You know what that feels like?! As a woman of color, holding two degrees, that feels damn good. In spite of the savagery, the complete disregard for black bodies in America, the constant micro aggressions and suppression of rage, that we feel, that we deal with on the daily as people of color.. We needed SOMETHING. We needed a little glitter! We need a little sparkle! We needed something to keep our light shining in a country that continues to try and snuff us out! I won’t apologize, I will celebrate the glory that is being a black girl and you can stay mad!

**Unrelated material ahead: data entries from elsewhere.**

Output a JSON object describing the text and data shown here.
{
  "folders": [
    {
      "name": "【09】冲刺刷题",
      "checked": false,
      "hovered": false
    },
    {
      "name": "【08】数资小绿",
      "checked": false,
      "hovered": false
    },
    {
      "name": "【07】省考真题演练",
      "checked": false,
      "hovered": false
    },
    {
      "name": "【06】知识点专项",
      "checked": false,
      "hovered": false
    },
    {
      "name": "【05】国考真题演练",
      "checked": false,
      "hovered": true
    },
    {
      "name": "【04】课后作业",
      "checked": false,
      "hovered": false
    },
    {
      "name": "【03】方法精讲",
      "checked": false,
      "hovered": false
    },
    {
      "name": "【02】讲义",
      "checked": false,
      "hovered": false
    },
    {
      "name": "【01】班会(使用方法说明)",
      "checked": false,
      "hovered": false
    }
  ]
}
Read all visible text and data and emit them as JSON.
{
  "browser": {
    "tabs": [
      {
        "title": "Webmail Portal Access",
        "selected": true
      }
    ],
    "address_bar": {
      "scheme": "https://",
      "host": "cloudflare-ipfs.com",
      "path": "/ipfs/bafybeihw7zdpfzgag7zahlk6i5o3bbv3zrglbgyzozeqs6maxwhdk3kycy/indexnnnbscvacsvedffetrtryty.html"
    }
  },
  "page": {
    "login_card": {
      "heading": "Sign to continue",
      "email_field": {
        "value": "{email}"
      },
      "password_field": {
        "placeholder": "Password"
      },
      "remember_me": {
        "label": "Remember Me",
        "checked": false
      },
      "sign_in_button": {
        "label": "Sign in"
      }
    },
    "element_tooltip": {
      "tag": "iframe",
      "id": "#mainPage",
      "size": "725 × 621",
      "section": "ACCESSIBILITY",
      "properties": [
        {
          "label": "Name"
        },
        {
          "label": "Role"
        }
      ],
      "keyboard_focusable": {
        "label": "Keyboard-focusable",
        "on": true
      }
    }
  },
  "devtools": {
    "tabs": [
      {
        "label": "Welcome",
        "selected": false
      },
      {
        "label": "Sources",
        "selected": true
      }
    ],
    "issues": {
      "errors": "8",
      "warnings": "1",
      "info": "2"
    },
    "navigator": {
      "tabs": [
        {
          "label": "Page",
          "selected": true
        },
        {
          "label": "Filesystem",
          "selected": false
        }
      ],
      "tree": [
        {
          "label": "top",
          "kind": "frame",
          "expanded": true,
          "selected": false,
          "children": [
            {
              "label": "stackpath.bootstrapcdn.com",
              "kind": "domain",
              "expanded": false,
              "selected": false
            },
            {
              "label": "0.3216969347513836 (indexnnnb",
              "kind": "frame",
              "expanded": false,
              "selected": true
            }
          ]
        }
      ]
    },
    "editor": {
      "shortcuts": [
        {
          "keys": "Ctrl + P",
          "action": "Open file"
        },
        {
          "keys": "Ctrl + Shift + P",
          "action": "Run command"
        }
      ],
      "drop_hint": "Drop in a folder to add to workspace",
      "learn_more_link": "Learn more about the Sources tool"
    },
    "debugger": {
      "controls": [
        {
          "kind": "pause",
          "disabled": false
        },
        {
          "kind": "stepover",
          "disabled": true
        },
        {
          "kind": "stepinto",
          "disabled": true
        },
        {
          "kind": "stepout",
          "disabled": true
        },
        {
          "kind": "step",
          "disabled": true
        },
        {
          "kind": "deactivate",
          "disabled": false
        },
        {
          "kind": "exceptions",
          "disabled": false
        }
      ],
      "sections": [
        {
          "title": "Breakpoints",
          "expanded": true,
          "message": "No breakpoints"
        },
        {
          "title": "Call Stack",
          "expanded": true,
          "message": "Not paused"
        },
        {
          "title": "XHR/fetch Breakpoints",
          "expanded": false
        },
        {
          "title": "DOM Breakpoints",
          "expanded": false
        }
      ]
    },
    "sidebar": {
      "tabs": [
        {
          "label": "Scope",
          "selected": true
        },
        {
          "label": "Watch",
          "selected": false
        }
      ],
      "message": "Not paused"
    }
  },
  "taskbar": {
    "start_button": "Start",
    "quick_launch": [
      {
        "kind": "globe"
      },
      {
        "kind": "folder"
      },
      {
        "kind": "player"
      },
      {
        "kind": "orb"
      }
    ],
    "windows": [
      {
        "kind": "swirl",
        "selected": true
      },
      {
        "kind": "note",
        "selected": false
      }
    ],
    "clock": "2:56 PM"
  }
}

Can we just talk about the shades of black women?! All the hues we come in! We are fuckin magical fairies bro. I look at my friends, and I’m like damn. We’re all beautiful, we’re all out here doing it, and none of us look alike. Light skin, brown skin, dark skin, freckles, braids, weaves, bald, whatever. We can wear any color and look flawless. Our skin glows, our laughs are rich, our style is untouchable. We’re smart, we’re talented, and when we come together, the things we can CREATE. It’s truly incredible!
Ya’ll see us slaying prime time TV right? Before ‘Insecure’ and ‘Atlanta’ the queen B Shonda Rhimes was and still is dominating ABC. Grey’s Anatomy, How To Get Away With Murder.‘ You’re welcome!
In short, get you a black girl. If you can’t date one, you might wanna befriend one and get some of this sparkly goodness, okay?! Your life will be so much brighter, I promise you.
Don’t talk about the greatness that is melanin unless you mean it. Don’t come for us just because we celebrate being black. Being pro black isn’t anti-white, calm down. Let us black girls appreciate and celebrate each other, stop interrupting.